In real-world optimization scenarios like hyperparameter tuning for ML models or Bayesian optimization in drug discovery, this approach eliminates the need to manually specify problem-dependent parameters—you point Kometo at your fidelity sources and it automatically learns how to use them efficiently. This is immediately valuable in hyperparameter optimization where you could use cheap validation-set evaluations alongside expensive full cross-validation, or in simulation-based optimization where low-fidelity simulators are orders of magnitude faster than high-fidelity ones. The practical benefit is reduced total wall-clock time and compute cost for optimization tasks: if you have access to fast approximations, Kometo will discover and exploit them automatically rather than wasting budget on expensive ground truth when unnecessary.
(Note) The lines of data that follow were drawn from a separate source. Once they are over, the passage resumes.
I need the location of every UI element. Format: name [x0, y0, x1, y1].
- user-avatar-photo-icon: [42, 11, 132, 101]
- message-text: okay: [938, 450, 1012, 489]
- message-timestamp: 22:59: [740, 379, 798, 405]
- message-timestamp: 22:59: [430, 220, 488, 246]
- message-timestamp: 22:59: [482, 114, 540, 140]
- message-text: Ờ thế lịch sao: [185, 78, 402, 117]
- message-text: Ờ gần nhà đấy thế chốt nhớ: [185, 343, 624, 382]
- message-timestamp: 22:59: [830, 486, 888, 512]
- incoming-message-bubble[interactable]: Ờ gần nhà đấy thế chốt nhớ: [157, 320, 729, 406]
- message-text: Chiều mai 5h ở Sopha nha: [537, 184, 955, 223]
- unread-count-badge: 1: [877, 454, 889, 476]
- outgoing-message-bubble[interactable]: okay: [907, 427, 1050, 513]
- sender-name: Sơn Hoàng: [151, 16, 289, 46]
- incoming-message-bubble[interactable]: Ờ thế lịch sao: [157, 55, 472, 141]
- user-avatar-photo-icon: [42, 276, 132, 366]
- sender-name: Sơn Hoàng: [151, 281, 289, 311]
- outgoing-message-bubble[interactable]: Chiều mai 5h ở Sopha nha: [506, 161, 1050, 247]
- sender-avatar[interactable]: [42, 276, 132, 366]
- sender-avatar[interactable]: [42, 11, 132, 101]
Integration complexity is moderate—you need to implement the adaptive fidelity selection logic and maintain confidence estimates, but the algorithm is stateless across iterations so it parallelizes naturally. The main trade-off is that Kometo requires some burn-in queries to learn fidelity characteristics, so on very small budgets (< 100 queries) hand-tuned multi-fidelity methods might still win if you have expert knowledge of your specific problem.
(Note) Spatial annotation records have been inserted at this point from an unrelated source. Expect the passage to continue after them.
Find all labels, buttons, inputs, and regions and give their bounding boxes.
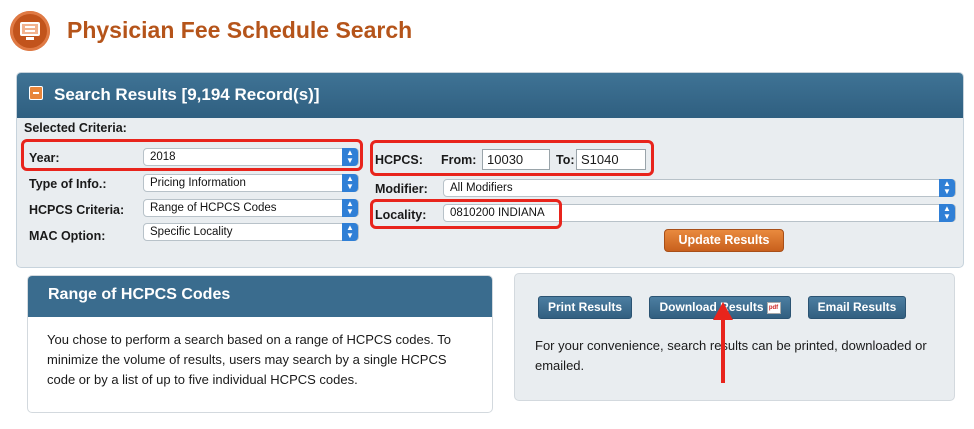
hcpcs-criteria-select[interactable]: Range of HCPCS Codes ▲ ▼ (143, 199, 359, 217)
results-actions-box: Print Results Download Results pdf Email … (514, 273, 955, 401)
year-highlight-box (21, 139, 363, 171)
page-title: Physician Fee Schedule Search (67, 17, 413, 43)
select-arrows-icon: ▲ ▼ (939, 204, 955, 222)
print-results-button[interactable]: Print Results (538, 296, 632, 319)
collapse-icon[interactable] (29, 86, 43, 100)
hcpcs-highlight-box (370, 140, 654, 176)
range-info-box: Range of HCPCS Codes You chose to perfor… (27, 275, 493, 413)
range-info-title: Range of HCPCS Codes (48, 286, 231, 303)
mac-option-select[interactable]: Specific Locality ▲ ▼ (143, 223, 359, 241)
search-results-header[interactable]: Search Results [9,194 Record(s)] (17, 73, 963, 118)
site-logo-icon (10, 11, 50, 51)
annotation-arrow (721, 318, 725, 383)
mac-option-label: MAC Option: (29, 229, 106, 243)
range-info-text: You chose to perform a search based on a… (47, 332, 451, 387)
results-actions-text: For your convenience, search results can… (535, 338, 927, 373)
email-results-button[interactable]: Email Results (808, 296, 906, 319)
modifier-label: Modifier: (375, 182, 428, 196)
pdf-icon: pdf (766, 301, 781, 314)
type-of-info-select[interactable]: Pricing Information ▲ ▼ (143, 174, 359, 192)
hcpcs-criteria-label: HCPCS Criteria: (29, 203, 125, 217)
update-results-button[interactable]: Update Results (664, 229, 784, 252)
select-arrows-icon: ▲ ▼ (342, 174, 358, 192)
locality-highlight-box (370, 199, 562, 229)
select-arrows-icon: ▲ ▼ (342, 199, 358, 217)
selected-criteria-label: Selected Criteria: (24, 121, 127, 135)
annotation-arrow-head-icon (713, 302, 733, 320)
modifier-select[interactable]: All Modifiers ▲ ▼ (443, 179, 956, 197)
search-results-title: Search Results [9,194 Record(s)] (54, 85, 320, 104)
select-arrows-icon: ▲ ▼ (939, 179, 955, 197)
select-arrows-icon: ▲ ▼ (342, 223, 358, 241)
type-of-info-label: Type of Info.: (29, 177, 107, 191)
Limitations and When Not to Use This

The paper assumes function smoothness properties and well-behaved cost-to-bias functions, which may not hold when dealing with highly multimodal objectives or when cheaper approximations are misleadingly biased in certain regions. Kometo is designed for simple regret (finding a good solution) rather than cumulative regret (performance over all iterations), so the theory doesn't directly apply to continual optimization settings where online performance matters. The algorithm also assumes access to multiple fidelities is genuinely available—in problems with only a single expensive function, standard Bayesian optimization is more appropriate. The paper doesn't fully explore how the method scales with the number of fidelities (dimension of the fidelity selection decision), though the analysis suggests it should handle moderate numbers gracefully. Finally, the logarithmic factors hidden in the "with additional logarithmic factors" statement in the abstract could be substantial in practice, and the paper would benefit from tighter constants and computational complexity analysis for large-budget scenarios.

Research Context

This work extends the multi-fidelity optimization literature which includes foundational work on multi-fidelity Bayesian optimization and multi-level Monte Carlo methods, but with a focus on adaptation and worst-case theoretical guarantees rather than Bayesian modeling. The paper builds on regret analysis frameworks from the online learning and bandit communities, translating the fidelity selection problem into a cost-weighted exploration-exploitation problem. It improves upon prior results like the work of Kannan et al. and multi-fidelity UCB variants by removing the requirement for explicit problem knowledge and tightening regret bounds. The research direction opened is toward developing practical adaptive algorithms that handle composite optimization problems with heterogeneous information sources, with applications extending beyond traditional optimization to active learning and experiment design where similar cost-accuracy tradeoffs appear.